An issue in making computing potently diffuse throughout a domain is the need to come up with an efficient, many-to-many dissemination protocol among a group of n devices that communicate using omni-directional wireless transmission mechanisms (for example, 802.11b). Such a protocol could be a basis for a network-level solution (middleware). Previous solutions can be grouped into two categories: deterministic (absolute guarantee of delivery) and best effort (delivery with a high probability).
The paper presents a new, deterministically reliable protocol with no imposed routing structure, called Scribble. A minimal aliveness property is key to the design measures to ensure desired coverage, namely, that enough devices have received a message m. Essentially, this property is that at least one subgroup of n devices, which contains the initiating device for a message m to be disseminated to k other devices (1 < k <= n), and which contains at least k - 1 other devices, must not suffer a permanent partition (be separated from the rest of the entire group).
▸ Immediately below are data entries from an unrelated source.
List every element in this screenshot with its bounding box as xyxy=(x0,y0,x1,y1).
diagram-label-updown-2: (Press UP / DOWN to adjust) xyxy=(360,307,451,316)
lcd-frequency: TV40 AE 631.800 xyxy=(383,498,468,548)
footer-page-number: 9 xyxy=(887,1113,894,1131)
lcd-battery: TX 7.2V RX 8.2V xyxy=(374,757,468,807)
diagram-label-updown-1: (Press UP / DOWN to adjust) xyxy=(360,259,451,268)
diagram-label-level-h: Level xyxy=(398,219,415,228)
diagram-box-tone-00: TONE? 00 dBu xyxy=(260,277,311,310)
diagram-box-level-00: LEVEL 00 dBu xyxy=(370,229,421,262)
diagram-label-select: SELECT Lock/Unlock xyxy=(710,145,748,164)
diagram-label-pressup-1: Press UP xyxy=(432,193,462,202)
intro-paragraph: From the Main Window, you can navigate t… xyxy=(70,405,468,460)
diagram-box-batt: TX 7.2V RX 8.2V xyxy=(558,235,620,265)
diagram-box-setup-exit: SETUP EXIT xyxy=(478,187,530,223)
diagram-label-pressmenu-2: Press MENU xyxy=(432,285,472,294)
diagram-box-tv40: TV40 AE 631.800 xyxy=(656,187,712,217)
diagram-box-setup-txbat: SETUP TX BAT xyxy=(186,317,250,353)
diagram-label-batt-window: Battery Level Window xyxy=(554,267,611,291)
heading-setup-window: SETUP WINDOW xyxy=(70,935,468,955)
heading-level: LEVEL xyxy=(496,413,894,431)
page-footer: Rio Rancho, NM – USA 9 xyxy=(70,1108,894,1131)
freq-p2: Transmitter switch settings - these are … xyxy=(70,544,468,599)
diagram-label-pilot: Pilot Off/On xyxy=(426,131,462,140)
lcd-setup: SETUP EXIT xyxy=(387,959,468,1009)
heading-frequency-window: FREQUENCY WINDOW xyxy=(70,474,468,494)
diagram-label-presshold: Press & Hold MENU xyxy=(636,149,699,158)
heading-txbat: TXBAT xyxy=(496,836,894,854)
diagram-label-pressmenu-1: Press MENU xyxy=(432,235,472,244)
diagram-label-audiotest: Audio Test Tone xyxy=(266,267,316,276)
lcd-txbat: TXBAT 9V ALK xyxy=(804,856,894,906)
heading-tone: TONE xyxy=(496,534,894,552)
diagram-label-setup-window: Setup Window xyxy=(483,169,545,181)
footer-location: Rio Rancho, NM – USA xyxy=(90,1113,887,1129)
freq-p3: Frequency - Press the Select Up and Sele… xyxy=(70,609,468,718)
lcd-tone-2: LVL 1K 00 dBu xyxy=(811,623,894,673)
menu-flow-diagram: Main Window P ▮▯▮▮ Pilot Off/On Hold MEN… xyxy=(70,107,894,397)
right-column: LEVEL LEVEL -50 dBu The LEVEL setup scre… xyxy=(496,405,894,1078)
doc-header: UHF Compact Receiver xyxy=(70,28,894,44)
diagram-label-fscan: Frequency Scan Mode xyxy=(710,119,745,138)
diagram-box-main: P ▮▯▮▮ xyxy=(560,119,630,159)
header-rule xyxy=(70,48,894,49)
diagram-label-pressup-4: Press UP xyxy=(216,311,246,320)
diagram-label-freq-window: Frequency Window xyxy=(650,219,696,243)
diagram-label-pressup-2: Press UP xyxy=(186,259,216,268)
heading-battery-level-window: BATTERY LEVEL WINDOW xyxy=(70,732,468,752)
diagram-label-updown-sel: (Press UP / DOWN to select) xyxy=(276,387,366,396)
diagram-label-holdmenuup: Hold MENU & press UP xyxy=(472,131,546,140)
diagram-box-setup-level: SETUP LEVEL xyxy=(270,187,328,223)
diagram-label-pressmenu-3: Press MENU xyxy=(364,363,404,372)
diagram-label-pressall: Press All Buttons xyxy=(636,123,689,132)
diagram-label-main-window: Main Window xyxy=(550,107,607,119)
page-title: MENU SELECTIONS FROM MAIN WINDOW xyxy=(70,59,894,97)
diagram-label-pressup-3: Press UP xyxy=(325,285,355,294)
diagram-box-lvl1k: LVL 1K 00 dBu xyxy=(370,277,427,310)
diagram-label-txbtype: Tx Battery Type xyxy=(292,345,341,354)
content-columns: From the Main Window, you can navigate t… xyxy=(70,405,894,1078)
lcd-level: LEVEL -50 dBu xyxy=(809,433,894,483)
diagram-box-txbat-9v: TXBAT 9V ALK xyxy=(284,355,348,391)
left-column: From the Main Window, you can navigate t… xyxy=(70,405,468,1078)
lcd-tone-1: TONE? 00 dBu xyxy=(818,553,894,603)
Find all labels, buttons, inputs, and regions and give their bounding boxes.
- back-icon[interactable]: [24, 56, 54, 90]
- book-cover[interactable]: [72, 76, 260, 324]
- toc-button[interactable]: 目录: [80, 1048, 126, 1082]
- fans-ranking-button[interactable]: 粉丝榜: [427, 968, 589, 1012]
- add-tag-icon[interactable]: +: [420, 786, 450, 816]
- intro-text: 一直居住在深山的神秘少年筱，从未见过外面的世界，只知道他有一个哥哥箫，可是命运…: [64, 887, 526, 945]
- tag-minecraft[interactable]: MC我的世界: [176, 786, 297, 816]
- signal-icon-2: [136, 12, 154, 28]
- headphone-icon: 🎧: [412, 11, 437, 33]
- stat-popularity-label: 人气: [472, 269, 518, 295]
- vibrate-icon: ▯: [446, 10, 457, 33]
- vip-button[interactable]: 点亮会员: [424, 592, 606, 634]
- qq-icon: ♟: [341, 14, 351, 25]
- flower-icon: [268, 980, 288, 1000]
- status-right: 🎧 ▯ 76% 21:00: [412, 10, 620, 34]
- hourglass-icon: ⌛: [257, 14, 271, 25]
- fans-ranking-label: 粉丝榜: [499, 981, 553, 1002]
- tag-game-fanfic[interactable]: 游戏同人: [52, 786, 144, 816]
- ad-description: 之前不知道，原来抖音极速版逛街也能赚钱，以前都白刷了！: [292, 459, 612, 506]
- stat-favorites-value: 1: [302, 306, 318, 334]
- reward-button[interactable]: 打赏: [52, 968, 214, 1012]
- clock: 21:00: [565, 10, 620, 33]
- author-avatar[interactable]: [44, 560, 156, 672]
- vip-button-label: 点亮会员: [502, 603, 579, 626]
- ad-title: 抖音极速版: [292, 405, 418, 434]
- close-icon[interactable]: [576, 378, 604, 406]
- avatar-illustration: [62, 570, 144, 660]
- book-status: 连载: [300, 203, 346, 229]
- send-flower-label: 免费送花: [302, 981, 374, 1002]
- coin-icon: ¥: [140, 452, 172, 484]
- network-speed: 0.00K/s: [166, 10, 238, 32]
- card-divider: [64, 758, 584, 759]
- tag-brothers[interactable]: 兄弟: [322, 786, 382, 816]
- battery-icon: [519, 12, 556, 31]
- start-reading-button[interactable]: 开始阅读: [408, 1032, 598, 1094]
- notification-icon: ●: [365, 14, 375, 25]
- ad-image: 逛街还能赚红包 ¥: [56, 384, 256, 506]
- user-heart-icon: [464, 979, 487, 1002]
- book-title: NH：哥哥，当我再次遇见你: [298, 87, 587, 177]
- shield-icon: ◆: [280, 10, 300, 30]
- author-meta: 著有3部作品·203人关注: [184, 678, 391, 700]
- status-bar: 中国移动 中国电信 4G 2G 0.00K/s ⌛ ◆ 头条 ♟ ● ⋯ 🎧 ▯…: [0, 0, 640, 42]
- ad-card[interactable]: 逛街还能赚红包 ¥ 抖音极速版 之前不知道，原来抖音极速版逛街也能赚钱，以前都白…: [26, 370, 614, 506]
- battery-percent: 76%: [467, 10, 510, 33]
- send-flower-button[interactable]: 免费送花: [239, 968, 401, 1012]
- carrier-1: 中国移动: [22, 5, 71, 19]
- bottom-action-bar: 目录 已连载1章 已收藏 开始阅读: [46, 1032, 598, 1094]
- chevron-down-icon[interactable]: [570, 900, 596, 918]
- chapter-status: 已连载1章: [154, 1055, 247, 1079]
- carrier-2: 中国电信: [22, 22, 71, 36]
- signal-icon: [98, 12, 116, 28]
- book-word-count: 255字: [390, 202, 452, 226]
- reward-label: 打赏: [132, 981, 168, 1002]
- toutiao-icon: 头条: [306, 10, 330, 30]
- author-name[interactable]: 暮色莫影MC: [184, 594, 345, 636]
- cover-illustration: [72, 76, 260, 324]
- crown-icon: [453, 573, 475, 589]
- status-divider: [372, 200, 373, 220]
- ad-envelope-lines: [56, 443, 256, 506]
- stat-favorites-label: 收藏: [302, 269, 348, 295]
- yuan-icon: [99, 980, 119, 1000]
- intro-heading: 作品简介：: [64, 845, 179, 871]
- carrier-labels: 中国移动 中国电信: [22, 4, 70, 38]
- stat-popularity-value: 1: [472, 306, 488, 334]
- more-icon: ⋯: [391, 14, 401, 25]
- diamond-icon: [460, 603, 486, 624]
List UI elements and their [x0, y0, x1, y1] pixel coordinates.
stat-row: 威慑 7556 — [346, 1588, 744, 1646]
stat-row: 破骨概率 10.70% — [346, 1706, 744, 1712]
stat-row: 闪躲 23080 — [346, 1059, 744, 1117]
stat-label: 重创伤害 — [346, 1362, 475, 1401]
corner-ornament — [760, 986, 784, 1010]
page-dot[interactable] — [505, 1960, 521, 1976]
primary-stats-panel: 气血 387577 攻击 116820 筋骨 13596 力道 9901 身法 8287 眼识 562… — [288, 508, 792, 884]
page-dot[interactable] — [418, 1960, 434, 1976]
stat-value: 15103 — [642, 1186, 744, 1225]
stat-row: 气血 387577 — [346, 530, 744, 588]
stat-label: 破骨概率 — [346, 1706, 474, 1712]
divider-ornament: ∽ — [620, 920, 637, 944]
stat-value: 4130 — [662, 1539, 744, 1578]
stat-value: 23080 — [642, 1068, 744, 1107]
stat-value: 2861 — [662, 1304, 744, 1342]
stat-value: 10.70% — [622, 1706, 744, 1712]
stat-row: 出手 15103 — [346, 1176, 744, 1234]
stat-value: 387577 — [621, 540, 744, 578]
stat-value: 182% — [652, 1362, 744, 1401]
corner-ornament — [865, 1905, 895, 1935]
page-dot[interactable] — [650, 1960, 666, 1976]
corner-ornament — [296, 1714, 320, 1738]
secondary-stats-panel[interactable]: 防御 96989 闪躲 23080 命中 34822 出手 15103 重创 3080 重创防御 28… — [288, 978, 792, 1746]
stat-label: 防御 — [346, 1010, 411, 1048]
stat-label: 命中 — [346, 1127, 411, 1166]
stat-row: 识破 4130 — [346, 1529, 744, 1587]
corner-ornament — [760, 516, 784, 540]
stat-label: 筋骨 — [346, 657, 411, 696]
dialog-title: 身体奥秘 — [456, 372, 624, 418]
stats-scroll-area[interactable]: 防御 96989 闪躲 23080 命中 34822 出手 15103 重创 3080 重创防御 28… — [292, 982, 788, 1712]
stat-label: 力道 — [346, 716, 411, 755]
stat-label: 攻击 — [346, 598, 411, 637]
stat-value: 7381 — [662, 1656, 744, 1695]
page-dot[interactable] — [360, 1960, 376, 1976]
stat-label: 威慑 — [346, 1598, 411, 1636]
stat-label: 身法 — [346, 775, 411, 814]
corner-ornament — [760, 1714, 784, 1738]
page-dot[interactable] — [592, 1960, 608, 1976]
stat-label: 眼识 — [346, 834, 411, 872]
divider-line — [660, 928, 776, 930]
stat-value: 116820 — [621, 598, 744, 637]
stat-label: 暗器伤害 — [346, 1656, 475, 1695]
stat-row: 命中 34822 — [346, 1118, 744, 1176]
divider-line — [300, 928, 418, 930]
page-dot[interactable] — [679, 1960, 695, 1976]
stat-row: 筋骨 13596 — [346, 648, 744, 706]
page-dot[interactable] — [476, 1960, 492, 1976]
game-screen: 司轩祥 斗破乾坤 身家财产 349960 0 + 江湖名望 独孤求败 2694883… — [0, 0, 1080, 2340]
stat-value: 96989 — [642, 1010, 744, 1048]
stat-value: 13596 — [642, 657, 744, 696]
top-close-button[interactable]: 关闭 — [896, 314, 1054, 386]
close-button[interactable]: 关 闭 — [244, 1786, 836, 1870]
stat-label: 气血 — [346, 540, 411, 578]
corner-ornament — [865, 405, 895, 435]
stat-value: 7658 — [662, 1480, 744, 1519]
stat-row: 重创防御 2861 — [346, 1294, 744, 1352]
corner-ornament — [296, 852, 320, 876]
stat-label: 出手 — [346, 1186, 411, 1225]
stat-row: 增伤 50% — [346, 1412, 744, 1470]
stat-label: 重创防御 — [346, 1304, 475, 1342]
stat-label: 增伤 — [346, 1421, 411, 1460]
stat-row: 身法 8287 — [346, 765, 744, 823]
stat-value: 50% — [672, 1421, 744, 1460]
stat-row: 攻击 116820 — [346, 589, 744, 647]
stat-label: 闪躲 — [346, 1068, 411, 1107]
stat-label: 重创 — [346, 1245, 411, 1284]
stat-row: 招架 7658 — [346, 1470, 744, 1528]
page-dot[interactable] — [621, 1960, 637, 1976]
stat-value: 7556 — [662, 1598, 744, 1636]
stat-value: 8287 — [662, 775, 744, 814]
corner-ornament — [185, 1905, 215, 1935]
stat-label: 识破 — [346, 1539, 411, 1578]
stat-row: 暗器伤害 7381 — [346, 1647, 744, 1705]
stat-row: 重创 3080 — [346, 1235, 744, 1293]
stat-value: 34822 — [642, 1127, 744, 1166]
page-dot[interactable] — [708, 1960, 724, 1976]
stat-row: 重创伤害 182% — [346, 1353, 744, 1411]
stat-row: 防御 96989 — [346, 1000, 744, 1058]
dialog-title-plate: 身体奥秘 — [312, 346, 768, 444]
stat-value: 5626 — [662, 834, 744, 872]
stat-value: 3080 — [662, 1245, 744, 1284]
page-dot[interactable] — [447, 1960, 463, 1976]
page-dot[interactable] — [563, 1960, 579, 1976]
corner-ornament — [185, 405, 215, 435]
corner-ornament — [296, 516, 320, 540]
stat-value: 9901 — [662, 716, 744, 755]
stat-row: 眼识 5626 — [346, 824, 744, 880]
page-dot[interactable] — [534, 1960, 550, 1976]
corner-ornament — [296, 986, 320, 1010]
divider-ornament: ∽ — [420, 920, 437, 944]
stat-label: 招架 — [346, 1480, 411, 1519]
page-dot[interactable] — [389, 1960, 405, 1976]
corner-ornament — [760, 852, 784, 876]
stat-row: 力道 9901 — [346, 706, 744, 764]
The design of the protocol also includes identification of responsible nodes, starting with the initiating device, for dissemination of the message.
The performance of the protocol is compared, using simulation, to a best effort multicast routing protocol and an on-demand multicast routing protocol (ODMRP) in various network densities. The comparison is made by percentage success rate (PSR), always 100 percent for Scribble, and transmission overhead.
An open question is making Scribble fault tolerant. Most of the details of the minimal aliveness property are included in a technical report not included with this paper.